Sebagai agan perubahan sosial, hukum mempunyai kekuatan dan
kelemahan. Efikasi hukum, yaitu kemampuan hukum untuk menghasilkan perubahan,
ditentukan sebagian besar oleh penerimaan publik. Dalam suatu masyarakat
demokratis pluralistik, dimana orang cenderung untuk terkait dengan banyak
kelompok dan publik – perubahan melalui hukum umumnya dipenuhi dengan berbagai
reaksi: beberapa berlawanan, beberapa mendukung, namun sebagain besar acuh tak
acuh atau hanya sangar sedikit (mildly hostile). Jika
mayoritas pemimpin opini ada di belakang perubahan, maka oposisi akan tetap
menjadi minoritas dan secara pelan-pelan sebagian besar masyarakat akan dapat
menerima perubahan (Rose dan Rose, 1969: 537).
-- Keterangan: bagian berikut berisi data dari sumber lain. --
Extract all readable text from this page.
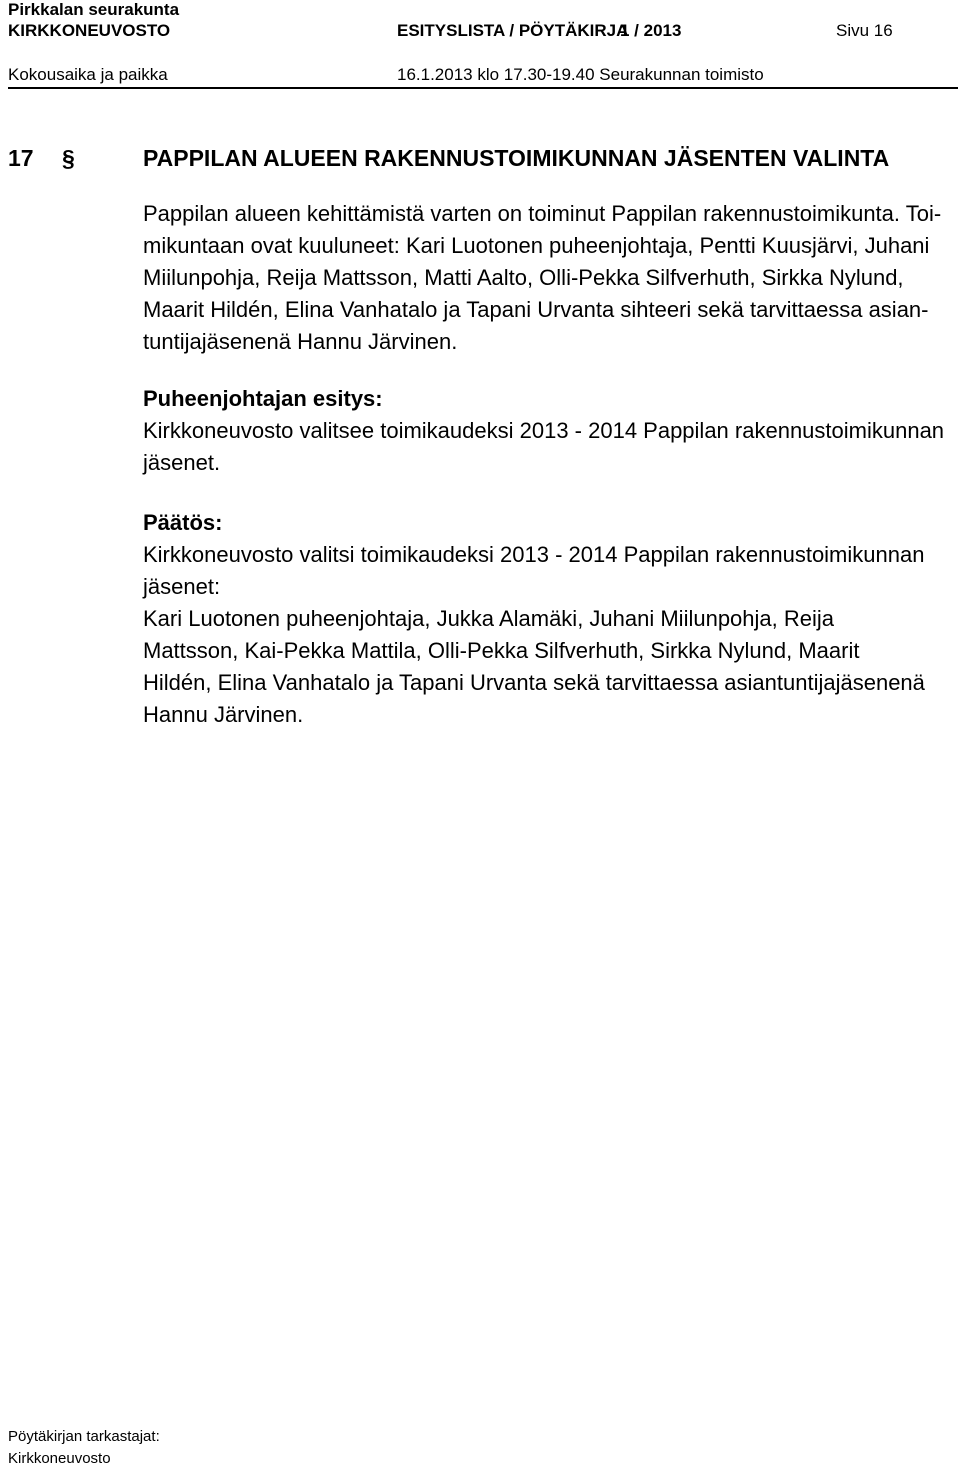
Pirkkalan seurakunta
KIRKKONEUVOSTO	ESITYSLISTA / PÖYTÄKIRJA
1 / 2013	Sivu 16
Kokousaika ja paikka	16.1.2013 klo 17.30-19.40 Seurakunnan toimisto
17 §	PAPPILAN ALUEEN RAKENNUSTOIMIKUNNAN JÄSENTEN VALINTA
Pappilan alueen kehittämistä varten on toiminut Pappilan rakennustoimikunta. Toi-
mikuntaan ovat kuuluneet: Kari Luotonen puheenjohtaja, Pentti Kuusjärvi, Juhani
Miilunpohja, Reija Mattsson, Matti Aalto, Olli-Pekka Silfverhuth, Sirkka Nylund,
Maarit Hildén, Elina Vanhatalo ja Tapani Urvanta sihteeri sekä tarvittaessa asian-
tuntijajäsenenä Hannu Järvinen.
Puheenjohtajan esitys:
Kirkkoneuvosto valitsee toimikaudeksi 2013 - 2014 Pappilan rakennustoimikunnan
jäsenet.
Päätös:
Kirkkoneuvosto valitsi toimikaudeksi 2013 - 2014 Pappilan rakennustoimikunnan
jäsenet:
Kari Luotonen puheenjohtaja, Jukka Alamäki, Juhani Miilunpohja, Reija
Mattsson, Kai-Pekka Mattila, Olli-Pekka Silfverhuth, Sirkka Nylund, Maarit
Hildén, Elina Vanhatalo ja Tapani Urvanta sekä tarvittaessa asiantuntijajäsenenä
Hannu Järvinen.
Pöytäkirjan tarkastajat:
Kirkkoneuvosto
Efikasi hukum sebagai suatu instrumen perubahan sosial
dipersyaratkan oleh sejumlah faktor. Salah satunya adalah jumlah informasi yang
tersedia mengenai suatu legislasi (legislation), keputusan (decision),
atau penetapan (ruling). Ketika terdapat tidak cukup transmisi informasi
tentang hal-hal ini, hukum tidak akan menghasilkan efek yang diinginkan. Ketidakpedulian
(ignorance) terhadap hukum tidak dianggap sebagai satu alasan untuk
ketidakpatuhan (disobedience), namun ketidakpedulian membatasi
efektivitas hukum. Dalam kasus yang sama, hukum terbatas sejauh
dimana aturan-aturan (rules) itu tidak dituliskan secara pasti, dan
bukan karena orang tidak yakin dengan apa yang dimaksud oleh aturan-aturan
tersebut. Aturan-aturan yang sumir (vague rules) membolehkan
persepsi yang bermacam-macam dan interpretasi (apa maksud pernyataan “semua
kecepatan yang ada“ [“all deliberate speed“] ?). Sebagai
akibatnya, bahasa hukum harus bebas dari keambiguan, dan kehati-hatian perlu
dilakukan untuk menghindari berbagai interpretasi dan “lubang penafsiran“ (loopholes) (Carter,
1979: 27-37).
Regulasi-regulasi hukum dan perilaku masyarakat yang diinginkan
kepada siapa hukum ditujukan harus secara jelas diketahui, dan sanksi-sanksi
terhadap ketidakpatuhan (noncompliance) perlu dihitung secara tepat (precisely
enumerated). Efektivitas hukum berhubungan langsung dengan
jangkauan (extent) dan sifat (nature) dari persepsi aturan-aturan
sanksi resmi (officially sanctioned rules). Persepsi terhadap
aturan-aturan, pada gilirannya beragam menurut sumbernya. Aturan-aturan
kemunginan besar akan diterima bila sumbernya dipandang sah (legitimate). Namun
perlu dicatat, bahwa kontras antara “legitimasi“ dengan “legalitas“
kadang-kadang tetap membingungkan. Seperti yang diamati oleh Carl J.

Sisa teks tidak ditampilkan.